In June, Lee County Commissioners approved the Kingston project, a 6,676-acre Cameratta Cos. development, including 10,000 dwelling units, 240 hotel units, 700,000 square feet of commercial use and 3,287 acres of restoration, conservation and flow way.
Two joint petitioners, Lee County and Corkscrew Grove, are seeking judicial approval of the settlement agreement under the Bert Harris Act. The choice was presented to the public as a take-it-or-leave-it option between a mine or a development.
Without the settlement, the county would be on the hook for $63 million to settle a 2011 lawsuit by Corkscrew Grove Limited Partnership over the denial of lime rock mining on the site.
Previously used for agriculture, the property extends south of Corkscrew Road to State Road 82, bordering conservation lands such as CREW and the Imperial Marsh Preserve.
The case has two interveners, Kevin Hill and Jeffrey Kleeger, who live on properties within the area impacted. They argue the development will put additional density and intensity in the rural environmentally sensitive Density Reduction Groundwater Resource area, a land-use category incorporated in the Lee Plan to address development’s effect on wetlands and natural resources.
Interveners would like to cut the addition of the southern 2,400 acres added to the claim, as it did not include it in the original mine site. They are mainly interested in protecting the rural area, the wildlife that comes with it and water quality and management.
Cameratta Cos. had witnesses who worked on their developments testify that the level of restoration would not be possible without the addition of the southern acreage.
“The Kingston development does have environmental benefits, particularly when it comes to the restoration components,” said Rebecca Sweigert, principal planner for the county. “Restoring 3,000 acres is going to be a lot of work to undertake. It will provide connectivity to the surrounding lands, particularly those public lands, help to provide flow way connections for wildlife movement and help improve the water quality that’s there now.”
Throughout the case, the contract price had not been announced, until Judge James Shenko said the fiscal cost was necessary to access the settlement properly. The contract price is $25,000 per acre on the north 4,200 acres, totaling $105 million for the northern portion alone.
Part of the developers’ argument is that all costs are theirs, with no cost to the county. The spine road will cost $40 million, and the wildlife crossing will cost $2 million. The estimated restoration construction will be over $78 million.
However, after the spine road is built it will be turned over to the county, making maintenance the taxpayers’ responsibility.
The interveners take issue with spine road in terms of traffic and the phases of construction, wanting phasing to begin to the north, accessing the four-lane SR 82 for public safety on roadways as opposed to the two-lane, often congested, Corkscrew Road.

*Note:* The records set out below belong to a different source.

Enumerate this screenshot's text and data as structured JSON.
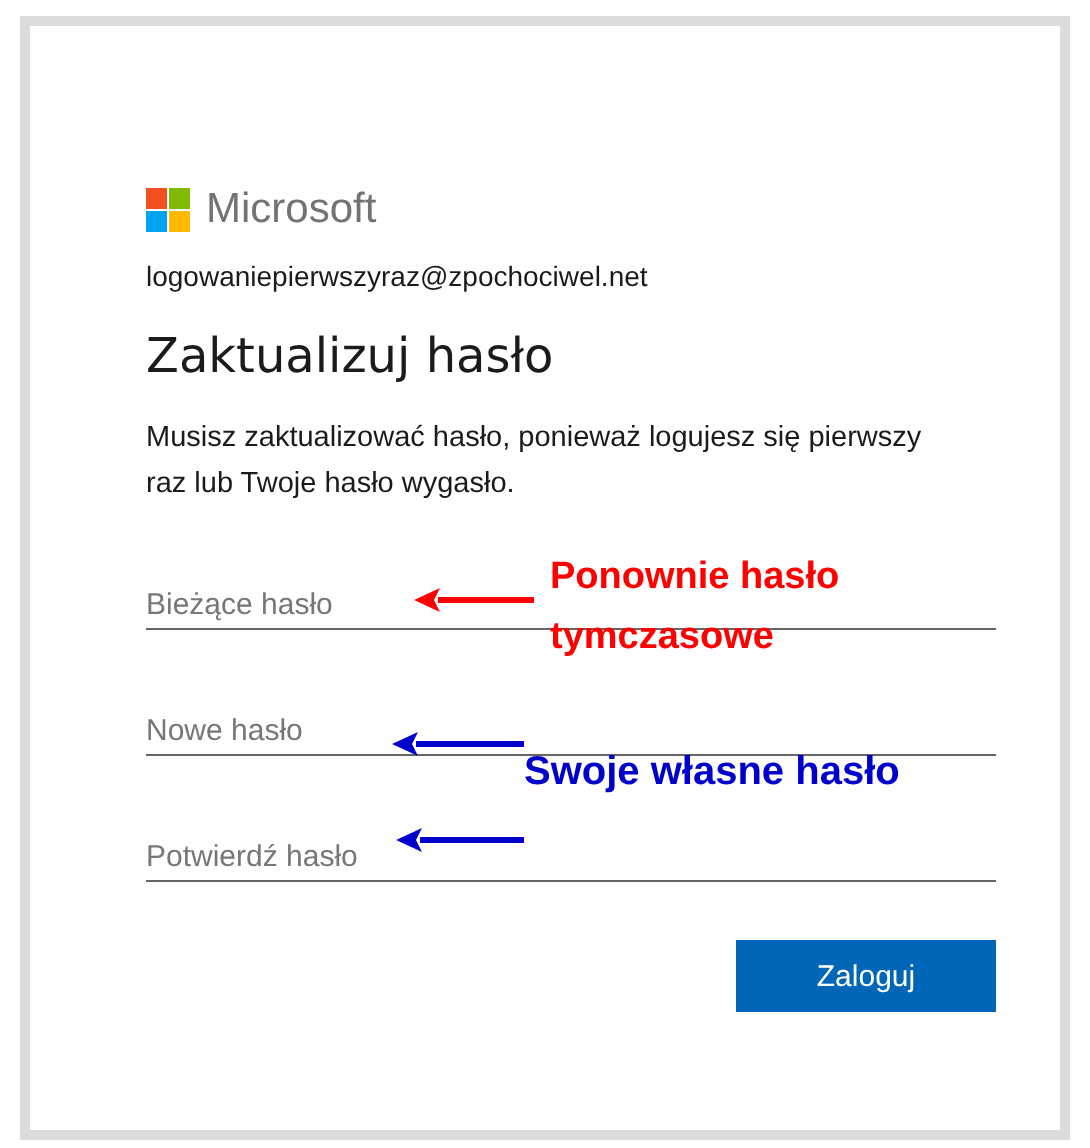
{
  "brand": {
    "name": "Microsoft"
  },
  "account": "logowaniepierwszyraz@zpochociwel.net",
  "heading": "Zaktualizuj hasło",
  "message": "Musisz zaktualizować hasło, ponieważ logujesz się pierwszy raz lub Twoje hasło wygasło.",
  "fields": [
    {
      "placeholder": "Bieżące hasło"
    },
    {
      "placeholder": "Nowe hasło"
    },
    {
      "placeholder": "Potwierdź hasło"
    }
  ],
  "button": "Zaloguj",
  "annotations": [
    {
      "text": "Ponownie hasło tymczasowe",
      "color": "#ff0000"
    },
    {
      "text": "Swoje własne hasło",
      "color": "#0000cc"
    }
  ],
  "arrows": [
    {
      "color": "#ff0000"
    },
    {
      "color": "#0000cc"
    },
    {
      "color": "#0000cc"
    }
  ]
}
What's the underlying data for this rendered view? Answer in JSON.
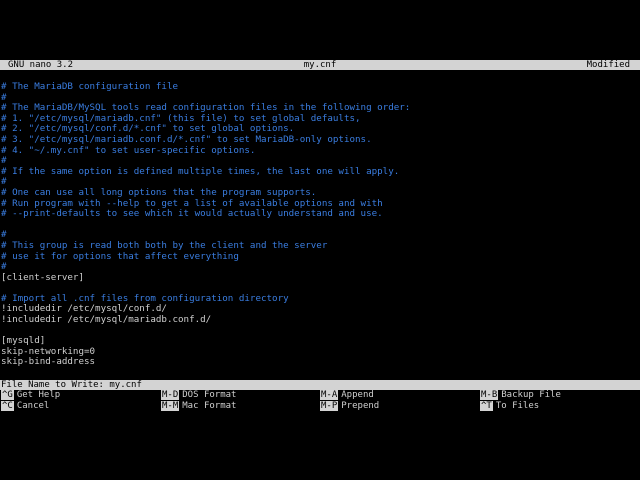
{
  "titlebar": {
    "app": "GNU nano 3.2",
    "filename": "my.cnf",
    "status": "Modified"
  },
  "buffer": {
    "lines": [
      {
        "text": "# The MariaDB configuration file",
        "kind": "comment"
      },
      {
        "text": "#",
        "kind": "comment"
      },
      {
        "text": "# The MariaDB/MySQL tools read configuration files in the following order:",
        "kind": "comment"
      },
      {
        "text": "# 1. \"/etc/mysql/mariadb.cnf\" (this file) to set global defaults,",
        "kind": "comment"
      },
      {
        "text": "# 2. \"/etc/mysql/conf.d/*.cnf\" to set global options.",
        "kind": "comment"
      },
      {
        "text": "# 3. \"/etc/mysql/mariadb.conf.d/*.cnf\" to set MariaDB-only options.",
        "kind": "comment"
      },
      {
        "text": "# 4. \"~/.my.cnf\" to set user-specific options.",
        "kind": "comment"
      },
      {
        "text": "#",
        "kind": "comment"
      },
      {
        "text": "# If the same option is defined multiple times, the last one will apply.",
        "kind": "comment"
      },
      {
        "text": "#",
        "kind": "comment"
      },
      {
        "text": "# One can use all long options that the program supports.",
        "kind": "comment"
      },
      {
        "text": "# Run program with --help to get a list of available options and with",
        "kind": "comment"
      },
      {
        "text": "# --print-defaults to see which it would actually understand and use.",
        "kind": "comment"
      },
      {
        "text": "",
        "kind": "plain"
      },
      {
        "text": "#",
        "kind": "comment"
      },
      {
        "text": "# This group is read both both by the client and the server",
        "kind": "comment"
      },
      {
        "text": "# use it for options that affect everything",
        "kind": "comment"
      },
      {
        "text": "#",
        "kind": "comment"
      },
      {
        "text": "[client-server]",
        "kind": "plain"
      },
      {
        "text": "",
        "kind": "plain"
      },
      {
        "text": "# Import all .cnf files from configuration directory",
        "kind": "comment"
      },
      {
        "text": "!includedir /etc/mysql/conf.d/",
        "kind": "plain"
      },
      {
        "text": "!includedir /etc/mysql/mariadb.conf.d/",
        "kind": "plain"
      },
      {
        "text": "",
        "kind": "plain"
      },
      {
        "text": "[mysqld]",
        "kind": "plain"
      },
      {
        "text": "skip-networking=0",
        "kind": "plain"
      },
      {
        "text": "skip-bind-address",
        "kind": "plain"
      }
    ]
  },
  "prompt": {
    "label": "File Name to Write:",
    "value": "my.cnf"
  },
  "shortcuts": [
    {
      "key": "^G",
      "label": "Get Help"
    },
    {
      "key": "M-D",
      "label": "DOS Format"
    },
    {
      "key": "M-A",
      "label": "Append"
    },
    {
      "key": "M-B",
      "label": "Backup File"
    },
    {
      "key": "^C",
      "label": "Cancel"
    },
    {
      "key": "M-M",
      "label": "Mac Format"
    },
    {
      "key": "M-P",
      "label": "Prepend"
    },
    {
      "key": "^T",
      "label": "To Files"
    }
  ],
  "colors": {
    "comment": "#3a7de0",
    "bar_bg": "#d3d3d3",
    "background": "#000000"
  }
}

Interveners say the public’s safety and wildlife are a cause for concern, as the wildlife corridor is insufficient to protect the endangered Florida panther, considering the site is primary and secondary panther habitat.
“It is not an ideal situation,” Sweigert said, who also focuses on the environmental review for content amendments and environmental mitigation for the county’s public infrastructure.

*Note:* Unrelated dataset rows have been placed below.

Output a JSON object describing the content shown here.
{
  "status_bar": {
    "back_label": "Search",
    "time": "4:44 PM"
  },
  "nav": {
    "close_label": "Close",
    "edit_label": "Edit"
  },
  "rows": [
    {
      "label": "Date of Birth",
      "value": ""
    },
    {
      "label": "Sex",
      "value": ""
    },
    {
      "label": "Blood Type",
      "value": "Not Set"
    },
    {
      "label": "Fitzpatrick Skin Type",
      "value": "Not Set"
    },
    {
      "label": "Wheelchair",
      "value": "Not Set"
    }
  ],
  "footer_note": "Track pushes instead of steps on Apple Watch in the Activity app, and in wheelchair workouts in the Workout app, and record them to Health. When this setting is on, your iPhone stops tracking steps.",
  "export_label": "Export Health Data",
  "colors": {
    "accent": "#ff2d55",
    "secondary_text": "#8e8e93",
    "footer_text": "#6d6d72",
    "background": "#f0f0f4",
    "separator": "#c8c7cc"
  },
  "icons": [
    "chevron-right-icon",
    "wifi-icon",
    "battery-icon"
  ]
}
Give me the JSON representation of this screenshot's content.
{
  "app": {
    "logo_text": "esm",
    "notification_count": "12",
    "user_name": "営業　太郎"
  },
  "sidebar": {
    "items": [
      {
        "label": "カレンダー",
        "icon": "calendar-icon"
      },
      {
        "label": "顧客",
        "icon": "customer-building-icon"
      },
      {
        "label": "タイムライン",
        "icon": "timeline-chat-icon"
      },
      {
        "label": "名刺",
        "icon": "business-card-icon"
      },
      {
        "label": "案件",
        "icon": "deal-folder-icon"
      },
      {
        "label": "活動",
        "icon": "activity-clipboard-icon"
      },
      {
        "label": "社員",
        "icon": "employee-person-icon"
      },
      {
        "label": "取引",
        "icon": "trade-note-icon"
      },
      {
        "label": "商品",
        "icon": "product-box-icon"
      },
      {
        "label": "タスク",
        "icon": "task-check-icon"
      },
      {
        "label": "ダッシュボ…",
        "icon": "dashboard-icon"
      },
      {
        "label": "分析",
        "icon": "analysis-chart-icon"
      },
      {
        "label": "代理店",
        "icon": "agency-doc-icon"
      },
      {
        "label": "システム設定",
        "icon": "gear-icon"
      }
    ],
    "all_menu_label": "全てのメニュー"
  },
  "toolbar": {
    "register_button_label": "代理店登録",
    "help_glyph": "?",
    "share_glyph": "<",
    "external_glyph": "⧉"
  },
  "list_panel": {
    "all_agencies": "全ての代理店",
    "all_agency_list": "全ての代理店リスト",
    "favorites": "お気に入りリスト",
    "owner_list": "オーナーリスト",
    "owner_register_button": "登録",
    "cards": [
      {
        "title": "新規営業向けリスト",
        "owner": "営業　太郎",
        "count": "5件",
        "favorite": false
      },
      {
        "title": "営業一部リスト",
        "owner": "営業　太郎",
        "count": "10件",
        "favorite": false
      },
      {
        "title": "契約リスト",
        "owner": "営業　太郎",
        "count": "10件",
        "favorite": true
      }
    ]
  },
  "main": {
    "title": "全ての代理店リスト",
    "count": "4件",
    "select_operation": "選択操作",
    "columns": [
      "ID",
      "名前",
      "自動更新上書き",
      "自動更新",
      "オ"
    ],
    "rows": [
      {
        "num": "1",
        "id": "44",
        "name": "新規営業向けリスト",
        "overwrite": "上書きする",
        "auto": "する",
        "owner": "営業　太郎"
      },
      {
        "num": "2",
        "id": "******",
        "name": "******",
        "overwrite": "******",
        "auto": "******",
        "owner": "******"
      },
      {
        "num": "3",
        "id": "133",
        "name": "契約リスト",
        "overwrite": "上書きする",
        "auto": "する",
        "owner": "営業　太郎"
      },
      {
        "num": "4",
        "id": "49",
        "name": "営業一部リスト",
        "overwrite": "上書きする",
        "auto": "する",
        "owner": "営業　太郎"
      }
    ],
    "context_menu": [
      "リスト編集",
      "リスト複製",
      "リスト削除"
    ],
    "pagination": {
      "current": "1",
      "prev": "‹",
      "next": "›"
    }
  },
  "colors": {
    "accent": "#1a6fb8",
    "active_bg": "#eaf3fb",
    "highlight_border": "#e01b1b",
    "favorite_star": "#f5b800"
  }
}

The developers plan to begin construction in phases on the south end of the property, closer to the Estero area, then work up to the north, abutting a portion of Lehigh Acres. The benefits to Lehigh were consistently brought up in testimony, with the interveners suggesting phasing begin in the north with some commercial uses to help the community automatically.
“The problem is, is that Lehigh does need grocery stores and they could be taking a leadership role in alleviating some of Lehigh’s suffering,” said Marsha Ellis, part of Interloop Working Group. Interloop’s mission is to ensure integrity and safety in community development impacting the 17-mile loop connecting Alico Road, Corkscrew Road and Ben Hill Griffin Parkway.
After all the witnesses testified, both sides made their closing arguments, with one of the petitioner’s attorneys, Bill Moore, stating the settlement agreement was on target.
“It gives more benefits than any settlement agreement and any development that you can think of,” Moore said. “It’s the only way to go. The Board of County Commissioners have spoken legislatively, the public has had plenty of opportunity and no law suggests otherwise to convince the court to overturn this agreement.”
The interveners stated through their attorney, Richard Grosso, that they are not against profit or development and that the point of the Harris Act is that you can only authorize an undue amount of profit to the extent necessary to avoid a complete burden on the property owner.
“You’re given a false choice,” Grosso said. “What you’ve heard today is that under this deal, the landowner is going to double their investment. The Harris Act says it’s only a limited waiver of that law, that comprehensive plan consistency requirements, only to the extent necessary to avoid violating private property rights. The petitioners have not demonstrated settlement agreement meets that test.”
Judge James Shenko recessed after closing statements, with a final decision to be made later.